Burmese linguist and writer (1934–2024)

Mar Lay (1934–2024) was a Burmese linguist and writer who served as the head of the Burmese Department at Yangon University of Foreign Languages. She was best known for her influential book Burmese Kinship Terms, originally written as her M.A. thesis, which became a major reference in the study of Burmese sociolinguistics. Her husband, Myansargon Kyaw Myint, was also a linguist and writer, and the couple were regarded as prominent contributors to the field of Burmese language studies.

==Life==
Mar Lay was born in February 1934 in Yangon to U San and Daw Saw.

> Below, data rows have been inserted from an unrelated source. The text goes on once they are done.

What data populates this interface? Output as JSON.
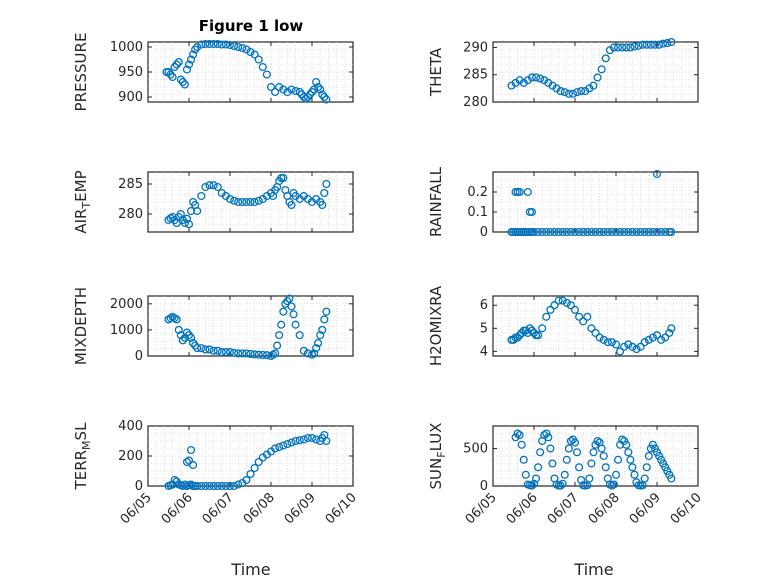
{
  "title": "Figure 1 low",
  "xlabel": "Time",
  "colors": {
    "marker": "#0072BD",
    "axes": "#262626",
    "grid": "#c8c8c8"
  },
  "chart_data": [
    {
      "type": "scatter",
      "panel": "pressure",
      "ylabel": "PRESSURE",
      "ylim": [
        890,
        1010
      ],
      "yticks": [
        900,
        950,
        1000
      ],
      "ytick_labels": [
        "900",
        "950",
        "1000"
      ],
      "xlim": [
        0,
        5
      ],
      "xticks": [
        0,
        1,
        2,
        3,
        4,
        5
      ],
      "xtick_labels": [],
      "x": [
        0.45,
        0.5,
        0.55,
        0.6,
        0.65,
        0.7,
        0.75,
        0.8,
        0.85,
        0.9,
        0.95,
        1.0,
        1.05,
        1.1,
        1.15,
        1.2,
        1.3,
        1.4,
        1.5,
        1.6,
        1.7,
        1.8,
        1.9,
        2.0,
        2.1,
        2.2,
        2.3,
        2.4,
        2.5,
        2.6,
        2.7,
        2.8,
        2.9,
        3.0,
        3.1,
        3.2,
        3.3,
        3.4,
        3.5,
        3.6,
        3.7,
        3.75,
        3.8,
        3.85,
        3.9,
        3.95,
        4.0,
        4.05,
        4.1,
        4.15,
        4.2,
        4.25,
        4.3,
        4.35
      ],
      "y": [
        950,
        950,
        945,
        940,
        960,
        965,
        970,
        935,
        930,
        925,
        955,
        965,
        975,
        985,
        995,
        1000,
        1005,
        1006,
        1006,
        1006,
        1006,
        1005,
        1005,
        1004,
        1002,
        1000,
        998,
        995,
        990,
        985,
        975,
        960,
        945,
        920,
        910,
        920,
        915,
        910,
        915,
        912,
        910,
        905,
        900,
        897,
        900,
        905,
        910,
        915,
        930,
        920,
        915,
        905,
        900,
        895
      ]
    },
    {
      "type": "scatter",
      "panel": "theta",
      "ylabel": "THETA",
      "ylim": [
        280,
        291
      ],
      "yticks": [
        280,
        285,
        290
      ],
      "ytick_labels": [
        "280",
        "285",
        "290"
      ],
      "xlim": [
        0,
        5
      ],
      "xticks": [
        0,
        1,
        2,
        3,
        4,
        5
      ],
      "xtick_labels": [],
      "x": [
        0.45,
        0.55,
        0.65,
        0.75,
        0.85,
        0.95,
        1.05,
        1.15,
        1.25,
        1.35,
        1.45,
        1.55,
        1.65,
        1.75,
        1.85,
        1.95,
        2.05,
        2.15,
        2.25,
        2.35,
        2.45,
        2.55,
        2.65,
        2.75,
        2.85,
        2.95,
        3.05,
        3.15,
        3.25,
        3.35,
        3.45,
        3.55,
        3.65,
        3.75,
        3.85,
        3.95,
        4.05,
        4.15,
        4.25,
        4.35
      ],
      "y": [
        283,
        283.5,
        284,
        283.5,
        284,
        284.5,
        284.5,
        284.3,
        284,
        283.5,
        283,
        282.5,
        282,
        281.8,
        281.5,
        281.5,
        281.8,
        282,
        282,
        282.5,
        283,
        284.5,
        286,
        288,
        289.5,
        290,
        290,
        290,
        290,
        290,
        290.2,
        290.3,
        290.5,
        290.5,
        290.5,
        290.5,
        290.5,
        290.7,
        290.8,
        291
      ]
    },
    {
      "type": "scatter",
      "panel": "air_temp",
      "ylabel": "AIR_TEMP",
      "ylim": [
        277,
        287
      ],
      "yticks": [
        280,
        285
      ],
      "ytick_labels": [
        "280",
        "285"
      ],
      "xlim": [
        0,
        5
      ],
      "xticks": [
        0,
        1,
        2,
        3,
        4,
        5
      ],
      "xtick_labels": [],
      "x": [
        0.5,
        0.55,
        0.6,
        0.65,
        0.7,
        0.75,
        0.8,
        0.85,
        0.9,
        0.95,
        1.0,
        1.05,
        1.1,
        1.15,
        1.2,
        1.3,
        1.4,
        1.5,
        1.6,
        1.7,
        1.8,
        1.9,
        2.0,
        2.1,
        2.2,
        2.3,
        2.4,
        2.5,
        2.6,
        2.7,
        2.8,
        2.9,
        3.0,
        3.05,
        3.1,
        3.15,
        3.2,
        3.25,
        3.3,
        3.35,
        3.4,
        3.45,
        3.5,
        3.55,
        3.6,
        3.7,
        3.8,
        3.9,
        4.0,
        4.1,
        4.2,
        4.25,
        4.3,
        4.35
      ],
      "y": [
        279,
        279.3,
        279.5,
        279,
        278.5,
        279.5,
        280,
        279,
        278.5,
        279.2,
        278.3,
        280.5,
        282,
        281.5,
        280.5,
        283,
        284.5,
        284.8,
        284.8,
        284.5,
        283.5,
        283,
        282.5,
        282.2,
        282,
        282,
        282,
        282,
        282,
        282.2,
        282.5,
        283,
        283.5,
        283,
        284,
        284.5,
        285.5,
        286,
        286,
        284,
        283,
        282,
        281.5,
        283.5,
        283,
        282.5,
        283,
        282.5,
        282,
        282.5,
        282,
        281.5,
        283.5,
        285
      ]
    },
    {
      "type": "scatter",
      "panel": "rainfall",
      "ylabel": "RAINFALL",
      "ylim": [
        0,
        0.3
      ],
      "yticks": [
        0,
        0.1,
        0.2
      ],
      "ytick_labels": [
        "0",
        "0.1",
        "0.2"
      ],
      "xlim": [
        0,
        5
      ],
      "xticks": [
        0,
        1,
        2,
        3,
        4,
        5
      ],
      "xtick_labels": [],
      "x": [
        0.45,
        0.5,
        0.55,
        0.6,
        0.65,
        0.7,
        0.75,
        0.8,
        0.85,
        0.9,
        0.95,
        1.0,
        1.1,
        1.2,
        1.3,
        1.4,
        1.5,
        1.6,
        1.7,
        1.8,
        1.9,
        2.0,
        2.1,
        2.2,
        2.3,
        2.4,
        2.5,
        2.6,
        2.7,
        2.8,
        2.9,
        3.0,
        3.1,
        3.2,
        3.3,
        3.4,
        3.5,
        3.6,
        3.7,
        3.8,
        3.9,
        4.0,
        4.1,
        4.2,
        4.3,
        4.35,
        0.55,
        0.6,
        0.65,
        0.85,
        0.9,
        0.95,
        4.0
      ],
      "y": [
        0,
        0,
        0,
        0,
        0,
        0,
        0,
        0,
        0,
        0,
        0,
        0,
        0,
        0,
        0,
        0,
        0,
        0,
        0,
        0,
        0,
        0,
        0,
        0,
        0,
        0,
        0,
        0,
        0,
        0,
        0,
        0,
        0,
        0,
        0,
        0,
        0,
        0,
        0,
        0,
        0,
        0,
        0,
        0,
        0,
        0,
        0.2,
        0.2,
        0.2,
        0.2,
        0.1,
        0.1,
        0.29
      ]
    },
    {
      "type": "scatter",
      "panel": "mixdepth",
      "ylabel": "MIXDEPTH",
      "ylim": [
        0,
        2300
      ],
      "yticks": [
        0,
        1000,
        2000
      ],
      "ytick_labels": [
        "0",
        "1000",
        "2000"
      ],
      "xlim": [
        0,
        5
      ],
      "xticks": [
        0,
        1,
        2,
        3,
        4,
        5
      ],
      "xtick_labels": [],
      "x": [
        0.5,
        0.55,
        0.6,
        0.65,
        0.7,
        0.75,
        0.8,
        0.85,
        0.9,
        0.95,
        1.0,
        1.05,
        1.1,
        1.15,
        1.2,
        1.3,
        1.4,
        1.5,
        1.6,
        1.7,
        1.8,
        1.9,
        2.0,
        2.1,
        2.2,
        2.3,
        2.4,
        2.5,
        2.6,
        2.7,
        2.8,
        2.9,
        3.0,
        3.05,
        3.1,
        3.15,
        3.2,
        3.25,
        3.3,
        3.35,
        3.4,
        3.45,
        3.5,
        3.55,
        3.6,
        3.7,
        3.8,
        3.9,
        4.0,
        4.05,
        4.1,
        4.15,
        4.2,
        4.25,
        4.3,
        4.35
      ],
      "y": [
        1400,
        1450,
        1500,
        1450,
        1400,
        1000,
        800,
        600,
        700,
        900,
        800,
        700,
        500,
        400,
        300,
        300,
        250,
        250,
        200,
        200,
        150,
        150,
        150,
        120,
        100,
        100,
        100,
        80,
        60,
        50,
        40,
        30,
        0,
        50,
        100,
        400,
        800,
        1200,
        1700,
        2000,
        2100,
        2200,
        1900,
        1600,
        1200,
        800,
        200,
        100,
        50,
        100,
        300,
        500,
        800,
        1000,
        1400,
        1700
      ]
    },
    {
      "type": "scatter",
      "panel": "h2omixra",
      "ylabel": "H2OMIXRA",
      "ylim": [
        3.8,
        6.4
      ],
      "yticks": [
        4,
        5,
        6
      ],
      "ytick_labels": [
        "4",
        "5",
        "6"
      ],
      "xlim": [
        0,
        5
      ],
      "xticks": [
        0,
        1,
        2,
        3,
        4,
        5
      ],
      "xtick_labels": [],
      "x": [
        0.45,
        0.5,
        0.55,
        0.6,
        0.65,
        0.7,
        0.75,
        0.8,
        0.85,
        0.9,
        0.95,
        1.0,
        1.05,
        1.1,
        1.2,
        1.3,
        1.4,
        1.5,
        1.6,
        1.7,
        1.8,
        1.9,
        2.0,
        2.1,
        2.2,
        2.3,
        2.4,
        2.5,
        2.6,
        2.7,
        2.8,
        2.9,
        3.0,
        3.1,
        3.2,
        3.3,
        3.4,
        3.5,
        3.6,
        3.7,
        3.8,
        3.9,
        4.0,
        4.1,
        4.2,
        4.3,
        4.35
      ],
      "y": [
        4.5,
        4.5,
        4.6,
        4.6,
        4.7,
        4.8,
        4.9,
        4.9,
        4.8,
        5.0,
        4.9,
        4.8,
        4.7,
        4.7,
        5.0,
        5.5,
        5.8,
        6.0,
        6.2,
        6.2,
        6.1,
        6.0,
        5.8,
        5.5,
        5.3,
        5.5,
        5.0,
        4.8,
        4.6,
        4.5,
        4.4,
        4.4,
        4.3,
        4.0,
        4.2,
        4.3,
        4.2,
        4.1,
        4.2,
        4.4,
        4.5,
        4.6,
        4.7,
        4.5,
        4.6,
        4.8,
        5.0
      ]
    },
    {
      "type": "scatter",
      "panel": "terr_msl",
      "ylabel": "TERR_MSL",
      "ylim": [
        0,
        400
      ],
      "yticks": [
        0,
        200,
        400
      ],
      "ytick_labels": [
        "0",
        "200",
        "400"
      ],
      "xlim": [
        0,
        5
      ],
      "xticks": [
        0,
        1,
        2,
        3,
        4,
        5
      ],
      "xtick_labels": [
        "06/05",
        "06/06",
        "06/07",
        "06/08",
        "06/09",
        "06/10"
      ],
      "x": [
        0.5,
        0.55,
        0.6,
        0.65,
        0.7,
        0.75,
        0.8,
        0.85,
        0.9,
        0.95,
        1.0,
        1.05,
        1.1,
        1.15,
        1.2,
        1.3,
        1.4,
        1.5,
        1.6,
        1.7,
        1.8,
        1.9,
        2.0,
        2.1,
        2.2,
        2.3,
        2.4,
        2.5,
        2.6,
        2.7,
        2.8,
        2.9,
        3.0,
        3.1,
        3.2,
        3.3,
        3.4,
        3.5,
        3.6,
        3.7,
        3.8,
        3.9,
        4.0,
        4.1,
        4.2,
        4.25,
        4.3,
        4.35,
        0.95,
        1.0,
        1.05,
        1.1
      ],
      "y": [
        0,
        5,
        10,
        40,
        30,
        10,
        5,
        0,
        10,
        0,
        5,
        10,
        0,
        0,
        0,
        0,
        0,
        0,
        0,
        0,
        0,
        0,
        0,
        0,
        10,
        20,
        40,
        80,
        120,
        160,
        190,
        210,
        230,
        250,
        260,
        270,
        280,
        290,
        300,
        305,
        310,
        320,
        320,
        310,
        300,
        320,
        340,
        300,
        160,
        170,
        240,
        140
      ]
    },
    {
      "type": "scatter",
      "panel": "sun_flux",
      "ylabel": "SUN_FLUX",
      "ylim": [
        0,
        800
      ],
      "yticks": [
        0,
        500
      ],
      "ytick_labels": [
        "0",
        "500"
      ],
      "xlim": [
        0,
        5
      ],
      "xticks": [
        0,
        1,
        2,
        3,
        4,
        5
      ],
      "xtick_labels": [
        "06/05",
        "06/06",
        "06/07",
        "06/08",
        "06/09",
        "06/10"
      ],
      "x": [
        0.55,
        0.6,
        0.65,
        0.7,
        0.75,
        0.8,
        0.85,
        0.9,
        0.95,
        1.0,
        1.05,
        1.1,
        1.15,
        1.2,
        1.25,
        1.3,
        1.35,
        1.4,
        1.45,
        1.5,
        1.55,
        1.6,
        1.65,
        1.7,
        1.75,
        1.8,
        1.85,
        1.9,
        1.95,
        2.0,
        2.05,
        2.1,
        2.15,
        2.2,
        2.25,
        2.3,
        2.35,
        2.4,
        2.45,
        2.5,
        2.55,
        2.6,
        2.65,
        2.7,
        2.75,
        2.8,
        2.85,
        2.9,
        2.95,
        3.0,
        3.05,
        3.1,
        3.15,
        3.2,
        3.25,
        3.3,
        3.35,
        3.4,
        3.45,
        3.5,
        3.55,
        3.6,
        3.65,
        3.7,
        3.75,
        3.8,
        3.85,
        3.9,
        3.95,
        4.0,
        4.05,
        4.1,
        4.15,
        4.2,
        4.25,
        4.3,
        4.35
      ],
      "y": [
        650,
        700,
        680,
        550,
        350,
        150,
        20,
        10,
        5,
        30,
        100,
        250,
        450,
        600,
        680,
        700,
        650,
        500,
        300,
        100,
        20,
        5,
        5,
        30,
        150,
        350,
        500,
        600,
        620,
        580,
        450,
        250,
        80,
        10,
        5,
        10,
        100,
        300,
        450,
        550,
        600,
        580,
        500,
        400,
        250,
        100,
        20,
        5,
        20,
        150,
        350,
        550,
        620,
        600,
        550,
        450,
        350,
        250,
        150,
        50,
        10,
        5,
        10,
        100,
        250,
        400,
        500,
        550,
        500,
        450,
        400,
        350,
        300,
        250,
        200,
        150,
        100
      ]
    }
  ]
}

After completing her M.A. degree at the University of Yangon, she began her academic career in 1959 as a tutor in the university's Burmese Department. She subsequently taught at Pathein Community College (1960–1961), Mawlamyine College (1974–1978), and the University of Yangon (1978–1989). In addition to Burmese, she also taught the Pyu language at the various institutions where she served. Mar Lay later became an associate professor and was appointed head of the Burmese Department at Yangon University of Foreign Languages, a position she held from 1989 until her retirement in 1995.

Following her retirement, she continued to participate actively in academic life. She served as a teaching fellow in Burmese language and literature and as a steering committee member for doctoral programmes at Yangon University. She was also a long-standing member of the Myanmar Writers Association.

Mar Lay began her writing career in 1953 under the pen name TTC Wai Oo. In 1955, she contributed to Yuwadi journal using the name Yuwadi Kalaungshin Wint Mar. Later, during her university years, she adopted the pen name Tekkatho Wint Mar.

In her later years, she pursued a Diploma in Sutadhamma at the University of Wisdom Land. Mar Lay died on 31 December 2024 in Yangon while preparing for her Buddhist bachelor examination.